Bürgerverein Unkel wählte neuen Vorstand
Die Auflösung ist abgewendet
Mit Käthe Hommerich steht erstmals eine Frau an der Spitze des 1730 gegründeten Traditionsvereins
Unkel. Die außerordentliche Mitgliederversammlung des Bürgervereins Unkel im Vereinshaus des FC Unkel Mitte voriger Woche hätte die letzte des Traditionsvereins werden können. Nachdem sich auf der Jahreshauptversammlung der komplette Vorstand um die Vorsitzenden Engelbert Wallek und Matthias Wester nicht mehr zur Wahl gestellt hatte, war die Versammlung auf Antrag von Volker Thomalla unterbrochen worden. Aber auch auf der folgenden Versammlung hatte sich keines der rund 360 Mitglieder bereit erklärt, für die nächsten zwei Jahre im Vorstand Verantwortung zu nehmen.
Ganz anders am Donnerstag: Zu Beginn der von Stadtbürgermeister Gerhard Hausen geleiteten Vorstandswahlen wurde Käthemarie Hommerich zur neuen Vorsitzenden gewählt. Dem Gründungsmitglied des Sankt Pantaleon Theaterkreises steht als Stellvertreter Rudolf Zimmermann zur Seite. Dieter Simon als Schriftführer und Michael Hommerich als Kassierer sowie Robi Köhn als 2. Kassierer komplettieren den geschäftsführenden Vorstand. Diesem stehen als Beisitzer Christoph Arens, Achim Buch, Friedhelm Schütz, Alexander Walbröhl, Dieter und Engelbert Wallek sowie Marita Zimmermann zur Seite. Nicht besetzt wurde dagegen der Posten des Kirchenfähnrichs.

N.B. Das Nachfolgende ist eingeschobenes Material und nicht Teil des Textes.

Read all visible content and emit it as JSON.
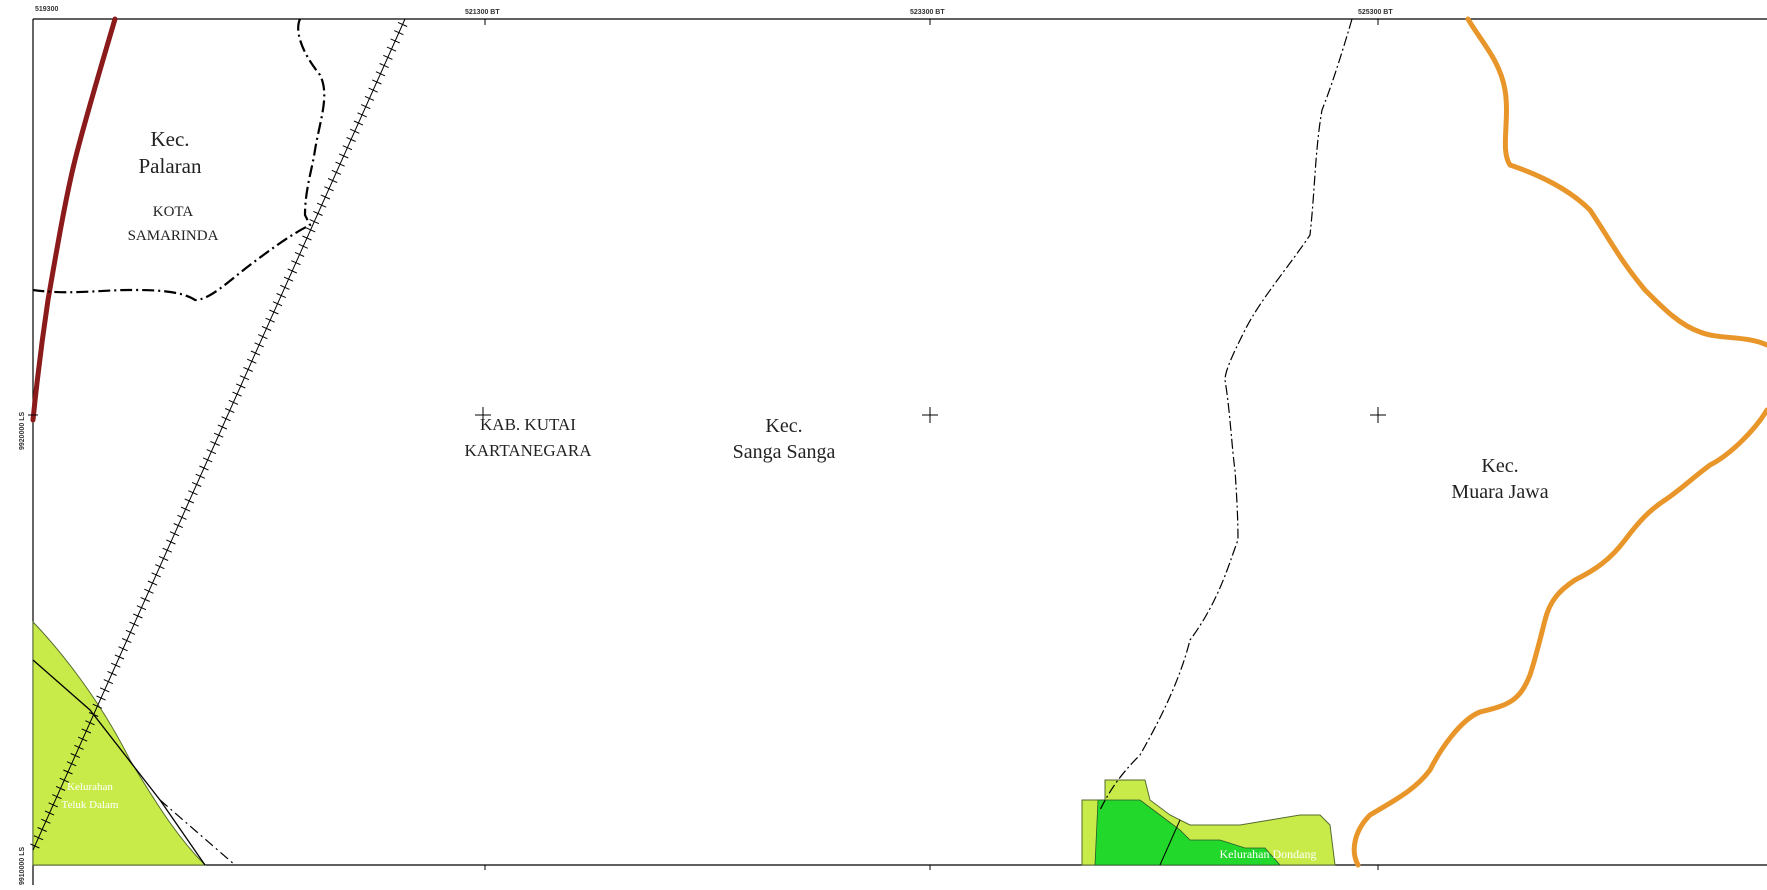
{
  "map": {
    "grid_labels": {
      "x": [
        "519300",
        "521300 BT",
        "523300 BT",
        "525300 BT"
      ],
      "y": [
        "9920000 LS",
        "9910000 LS"
      ]
    },
    "labels": {
      "kec_palaran": [
        "Kec.",
        "Palaran"
      ],
      "kota_samarinda": [
        "KOTA",
        "SAMARINDA"
      ],
      "kab_kutai": [
        "KAB. KUTAI",
        "KARTANEGARA"
      ],
      "kec_sanga_sanga": [
        "Kec.",
        "Sanga Sanga"
      ],
      "kec_muara_jawa": [
        "Kec.",
        "Muara Jawa"
      ],
      "kel_teluk_dalam": [
        "Kelurahan",
        "Teluk Dalam"
      ],
      "kel_dondang": "Kelurahan Dondang"
    },
    "colors": {
      "red_road": "#8b1a1a",
      "orange_boundary": "#e8962a",
      "lime_area": "#c8eb4a",
      "green_area": "#22d82a",
      "frame": "#000000"
    }
  }
}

„Ich bin nicht die Mutter der Kompanie, die sich um alles und jedes kümmert“, erklärte die Vorsitzende nach ihrer Wahl. Die Bürger hätten nicht gewollt, dass sich der Verein auflöst. Dann reiche es aber auch nicht aus, nur einen Vorstand zu wählen. „Wenn von Euch nichts zurückkommt, wo ist dann der Sinn eines Bürger-Vereins“, appellierte sie an die zahlreich erschienenen Mitglieder, im Verein Aufgaben zu übernehmen.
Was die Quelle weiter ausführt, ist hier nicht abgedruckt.